Vi sat like a warning sign—hood low, hands restless, a stillness wrapped so tightly around her it looked like it might snap. She didn’t move like a delinquent. Not really. She moved like someone constantly holding themselves together with whatever scraps they had left.
Caitlyn couldn’t hear what Vi was listening to, but she could guess. Something chaotic, probably. Loud, volatile. Lyrics that could peel paint off walls and set off the school’s language filters.
She imagined it, uncharitably. Noise without meaning.
But the longer she watched, the more she doubted.
Vi’s fingers weren’t tapping out a wild rhythm. They ghosted over her leg like she was trying to remember something. A beat, maybe. A melody.
Caitlyn tilted her head. That... didn’t look like someone vibrating with rage.
She let her hand fall to the notebook in front of her—closed, forgotten, sitting on top of the newest draft of the school paper. She should have been editing. Deadlines didn’t care about emotional distraction.
But here she was, staring.
Still thinking about third period. Still thinking about that voice.
When Vi had spoken, it had cut through the classroom like truth. Messy, but sharp. Unfiltered. Like Caitlyn had been watching someone open a window into a room no one else knew existed.

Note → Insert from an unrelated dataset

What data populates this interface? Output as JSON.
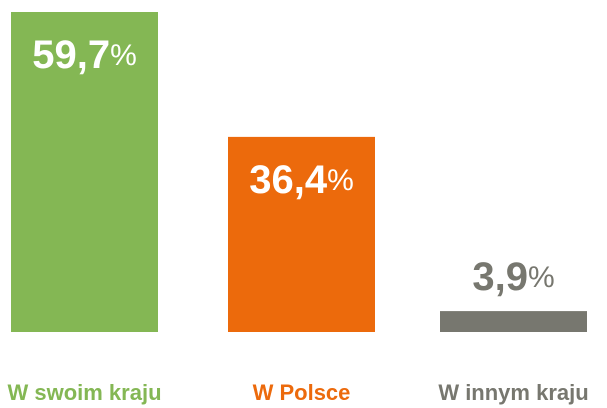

And for just a second, all the noise had stopped.
The worst part?
Caitlyn had believed her.
That bothered her more than anything.
She’d spent years building the story: Vi was chaos. Vi was carelessness made flesh. Vi was a permanent problem.
Now, Caitlyn wasn’t so sure.
She opened her notebook.
Vi Lanes is smarter than she lets on.
She hesitated.
Then, beneath it:
She’s hiding.
Her pen hovered. She shouldn’t keep writing this. It wasn’t an article. It wasn’t even notes. It was a distraction. A mistake.
But her hand moved anyway.
I want to know why.
Outside, Vi stood up suddenly.
She shoved her sandwich back onto the tray like it had offended her. Earbuds stuffed into her hoodie pocket, hands clenched deep in the fabric. She didn’t look up. Didn’t glance at the window. But she moved with a strange urgency, like something in her chest had started to burn and she didn’t know how to put it out.
Caitlyn stepped back from the glass.
Her heart was beating faster than it should have been.
Vi Lanes did not belong in her head. She was a distraction. A tangle. A problem.
So why did she feel like the most honest thing Caitlyn had seen all week?
The sky outside was too bright. The wind too still.
And somewhere, between them, something had cracked open.
Not a fire. Not yet.
But the smoke was definitely rising.